Assad, of course, describes the situation differently. His state propaganda says the deployment of Syrian regime forces to Afrin, near to where the YPG are battling the Turkish army, is about confronting “the Turkish regime’s attack on the area and its people.”
It’s a lie. This isn’t about helping the Kurds hold Syrian territory from Turkey, it’s about giving Assad more control over more territory. It’s a simple question of strategic geography.
With the Kurds now compressed between Assad’s forces in the South and the Turkish army in the North, Assad can move in under the pretense of supporting the Kurds and then take ground on the Kurdish southern flank. What can the Kurds do in response? They lack the combat power to resist both Assad and Turkey, so they’ll have to accept the new status quo.
And by presenting the incursion as a mutual security operation, Assad reduces the likelihood that his forces will come into conflict with the YPG. It’s the perfect daylight robbery.
That said, Assad has another objective here: cutting off the last redoubt of the Sunni rebellion, Idlib province, from its supply corridor to Turkey. As the annotated (black arrows) map below from SyriaLiveMaps shows, if Assad (in red) secures Afrin he can also swing west into Kurdish territory (in yellow) and bottle up the Idlib rebels (in green) from resupply. That will greatly reduce the Sunni rebels’ ability to resist his regime (although it will also serve the interests of Salafi-Jihadist groups like ISIS).

We can also be confident that Turkey and Syria aren’t heading for conflict.
Enter the president of the Russian Federation.
At least in Syria, Putin holds dominion over both President Erdogan of Turkey and Bashar Assad. That’s relevant in that it would be counter to the Russian leader’s interests to see Erdogan and Assad fight. Instead, Putin is focused on maintaining the de facto Russian-Assad-Turkish-Iranian alliance, while pushing the U.S. out of Syria.
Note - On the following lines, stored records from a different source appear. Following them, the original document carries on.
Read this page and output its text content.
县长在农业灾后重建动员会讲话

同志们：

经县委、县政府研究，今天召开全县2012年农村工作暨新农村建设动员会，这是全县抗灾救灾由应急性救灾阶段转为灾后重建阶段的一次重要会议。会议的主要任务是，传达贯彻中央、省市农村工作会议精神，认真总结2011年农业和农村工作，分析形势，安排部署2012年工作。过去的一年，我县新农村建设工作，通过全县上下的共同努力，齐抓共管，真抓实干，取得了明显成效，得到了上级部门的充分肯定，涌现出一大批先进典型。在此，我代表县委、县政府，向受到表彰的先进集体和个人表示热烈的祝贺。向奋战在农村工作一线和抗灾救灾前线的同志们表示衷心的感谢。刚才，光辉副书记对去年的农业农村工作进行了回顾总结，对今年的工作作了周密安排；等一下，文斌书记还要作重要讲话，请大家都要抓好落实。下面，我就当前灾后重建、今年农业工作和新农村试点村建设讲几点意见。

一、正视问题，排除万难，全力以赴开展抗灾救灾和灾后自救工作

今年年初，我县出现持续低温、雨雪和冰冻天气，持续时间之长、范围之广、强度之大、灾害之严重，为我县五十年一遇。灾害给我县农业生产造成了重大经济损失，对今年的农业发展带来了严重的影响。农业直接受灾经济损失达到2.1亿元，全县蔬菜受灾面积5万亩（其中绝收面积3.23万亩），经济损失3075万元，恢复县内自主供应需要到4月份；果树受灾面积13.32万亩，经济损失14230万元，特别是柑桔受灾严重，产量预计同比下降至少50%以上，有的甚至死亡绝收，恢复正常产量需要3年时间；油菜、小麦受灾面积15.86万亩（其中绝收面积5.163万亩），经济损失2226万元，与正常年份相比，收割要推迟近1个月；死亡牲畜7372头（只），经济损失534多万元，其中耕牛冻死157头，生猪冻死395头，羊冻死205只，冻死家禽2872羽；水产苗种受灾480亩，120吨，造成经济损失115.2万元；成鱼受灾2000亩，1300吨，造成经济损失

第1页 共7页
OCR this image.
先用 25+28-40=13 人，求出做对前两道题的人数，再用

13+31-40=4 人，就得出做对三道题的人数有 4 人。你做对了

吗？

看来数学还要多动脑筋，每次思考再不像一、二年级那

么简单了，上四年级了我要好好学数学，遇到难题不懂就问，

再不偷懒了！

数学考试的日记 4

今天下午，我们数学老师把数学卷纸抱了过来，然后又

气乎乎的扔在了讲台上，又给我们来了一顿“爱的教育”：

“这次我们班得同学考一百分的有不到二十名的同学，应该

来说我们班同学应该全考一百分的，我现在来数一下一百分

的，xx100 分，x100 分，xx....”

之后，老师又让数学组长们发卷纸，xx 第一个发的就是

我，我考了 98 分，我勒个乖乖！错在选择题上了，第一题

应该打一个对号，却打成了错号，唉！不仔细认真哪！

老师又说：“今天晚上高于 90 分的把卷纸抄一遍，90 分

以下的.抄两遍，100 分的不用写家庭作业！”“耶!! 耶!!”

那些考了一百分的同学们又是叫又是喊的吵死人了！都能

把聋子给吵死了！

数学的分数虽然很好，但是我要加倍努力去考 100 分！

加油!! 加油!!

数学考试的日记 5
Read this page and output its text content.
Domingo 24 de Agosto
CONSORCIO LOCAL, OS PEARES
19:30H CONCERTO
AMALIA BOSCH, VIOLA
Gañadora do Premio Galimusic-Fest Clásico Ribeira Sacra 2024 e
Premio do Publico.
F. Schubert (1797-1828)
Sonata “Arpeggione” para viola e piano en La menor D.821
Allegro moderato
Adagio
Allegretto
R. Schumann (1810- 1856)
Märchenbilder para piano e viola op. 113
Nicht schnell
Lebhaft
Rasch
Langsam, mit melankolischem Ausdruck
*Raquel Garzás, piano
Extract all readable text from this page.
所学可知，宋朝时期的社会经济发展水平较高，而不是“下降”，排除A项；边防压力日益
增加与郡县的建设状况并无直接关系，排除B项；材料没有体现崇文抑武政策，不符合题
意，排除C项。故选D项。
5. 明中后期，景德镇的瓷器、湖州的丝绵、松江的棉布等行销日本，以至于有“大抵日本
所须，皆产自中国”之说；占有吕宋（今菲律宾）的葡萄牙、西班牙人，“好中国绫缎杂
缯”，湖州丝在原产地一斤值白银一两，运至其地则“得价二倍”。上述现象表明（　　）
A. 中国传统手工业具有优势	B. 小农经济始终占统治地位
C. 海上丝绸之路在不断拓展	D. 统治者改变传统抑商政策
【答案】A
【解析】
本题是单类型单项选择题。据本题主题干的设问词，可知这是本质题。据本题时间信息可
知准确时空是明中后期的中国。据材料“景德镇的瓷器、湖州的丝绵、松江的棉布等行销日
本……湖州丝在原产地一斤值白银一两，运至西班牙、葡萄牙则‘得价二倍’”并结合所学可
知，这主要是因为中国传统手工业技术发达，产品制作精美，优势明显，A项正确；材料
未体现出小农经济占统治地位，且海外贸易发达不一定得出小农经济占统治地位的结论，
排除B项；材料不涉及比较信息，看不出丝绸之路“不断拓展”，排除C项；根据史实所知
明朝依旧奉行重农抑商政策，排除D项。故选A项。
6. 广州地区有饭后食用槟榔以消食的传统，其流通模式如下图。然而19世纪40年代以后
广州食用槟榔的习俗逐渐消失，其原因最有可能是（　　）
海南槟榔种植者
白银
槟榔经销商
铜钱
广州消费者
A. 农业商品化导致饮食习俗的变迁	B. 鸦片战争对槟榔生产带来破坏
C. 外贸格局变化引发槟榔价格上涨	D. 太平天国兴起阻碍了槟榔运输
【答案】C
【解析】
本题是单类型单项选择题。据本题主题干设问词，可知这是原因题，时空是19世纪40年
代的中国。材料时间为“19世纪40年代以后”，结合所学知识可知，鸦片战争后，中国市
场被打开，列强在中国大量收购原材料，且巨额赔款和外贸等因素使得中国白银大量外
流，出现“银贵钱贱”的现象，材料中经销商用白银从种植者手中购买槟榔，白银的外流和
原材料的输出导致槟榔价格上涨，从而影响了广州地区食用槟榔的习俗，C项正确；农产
Erdogan and Assad know this.
In that vein, it is highly unlikely that Erdogan would risk a major conflagration with Syrian forces in fear of upsetting his relationship with Putin. And forget about Assad doing anything Putin doesn’t want, the Syrian dictator is now Putin’s gleeful lapdog.
Put simply, the Kurds and the rebels are the ones who are going to lose out here.